Bridesmaid issue

posted 3 years ago in Bridesmaids
Post # 3
3280 posts
Sugar bee
  • Wedding: June 2014

I’d just give her a +1 to keep the peace. I thought it was standard for all wedding party members to have +1s.

Post # 5
626 posts
Busy bee
  • Wedding: September 2013

I’m sorry but I think no matter what everyone in the bridal party should have a +1 it shouldn’t matter the reason why. If someone doesn’t like it then they should have less bridal party members or none at all.

They are doing alot for the bride, and unless the bride is paying for everything from the dress to hair etc, I think its tacky to have someone take their time and money and not be able to bring a +1

Sorry one of my bridesmaids is in another friend’s party and they did the same thing, she’s not happy and I don’t blame her. she’s shelling out prob $400-500 to be in the party.


Post # 6
537 posts
Busy bee
  • Wedding: June 2014

@classical_wolf:  Best friend? You don’t sound like you’re treating her as if she’s your best friend. Give her the +1.

Post # 7
1383 posts
Bumble bee
  • Wedding: May 2014

@classical_wolf:  sorry you’re having an issue. I personally believe the bridal party should get a +1 regardless if their relationship status due to their being in your wedding and all that goes along  with it (time/expense) but that’s just me.

Post # 10
168 posts
Blushing bee
  • Wedding: November 2013

@classical_wolf:  Your options are either to stick to your guns or allow everyone in the wedding party a +1. If give in to her, instead of having just one unhappy person, you will have multiple unhappy people (everyone else in the bridal party).

Post # 12
2302 posts
Buzzing bee
  • Wedding: June 2015

decide if this is a hill you want to die on. seriously. if she is your best friend, and she honestly feels uncomfortable, sad etc that she will be alone on your wedding day, will it be worth the upset feelings, hurt and tension between the two of you not to let her have a date? it sounds like she’s not even 100% she would bring someone. 

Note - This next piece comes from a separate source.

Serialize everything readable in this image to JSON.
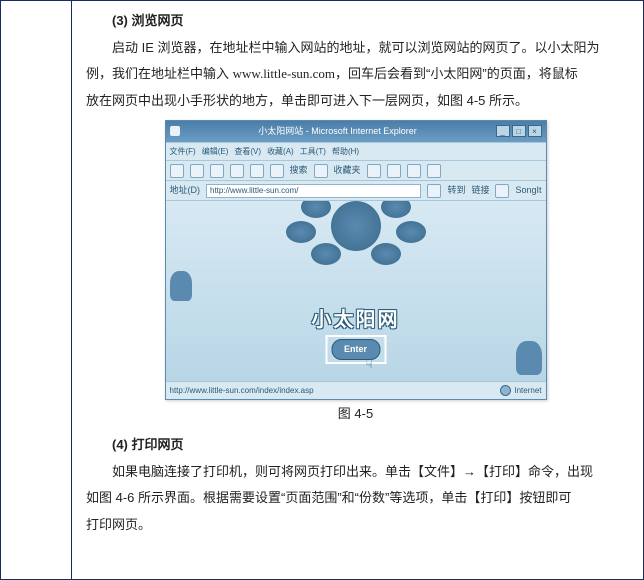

ten years from now, will it desperately matter to you that she brought someone (that you likely won’t even notice) and had a better time? or will you feel happy that, if your relationship deteriorates, you stuck to your guns and saved 100 dollars not to have her bring a date?

which is going to make you happier? that you won the ‘bring a date’ game, or that your friend is happy and feels respected by you? 

i think it’s rude that she’s pushing the issue. i do. but i also think that brides lose sight of the fact that these people will hopefully be your friends AFTER the wedding. so decide if this is an issue you’re willing to risk the closeness of your friendship on. 

Post # 13
428 posts
Helper bee
  • Wedding: May 2013

A +1 for the bridal party is like a “thank you” for shelling out the money to be in your bridal party, hosting showers/parties, and being supportive.  I’m really surprised she’s the only one in the bridal party that has spoken up.  Hopefully the two of you can reach some sort of agreement so that your friendship isn’t damaged.

Post # 13
312 posts
Helper bee
  • Wedding: December 1969

It kind of seems like you have made up your mind and arent going to change it. Im not sure this forum is necessary for this issue.

Post # 14
264 posts
Helper bee
  • Wedding: September 2015

classical_wolf:  I am totally with you on not giving +1s so people can bring random dates to your wedding just so they have a date. However, if it is going to burn bridges with her and make her so hurt that she wouldn’t want to be a part of your day, I would make that exception.

But I would talk with her first and explain your reasoning behind not wanting to give a plus one. That way she u derstands it isn’t a personal attack.

I hope it goes well! I’m in the same situation with my sister. I am going to try to hold strong, since her reasoning is “so I have someone to slow dance with”.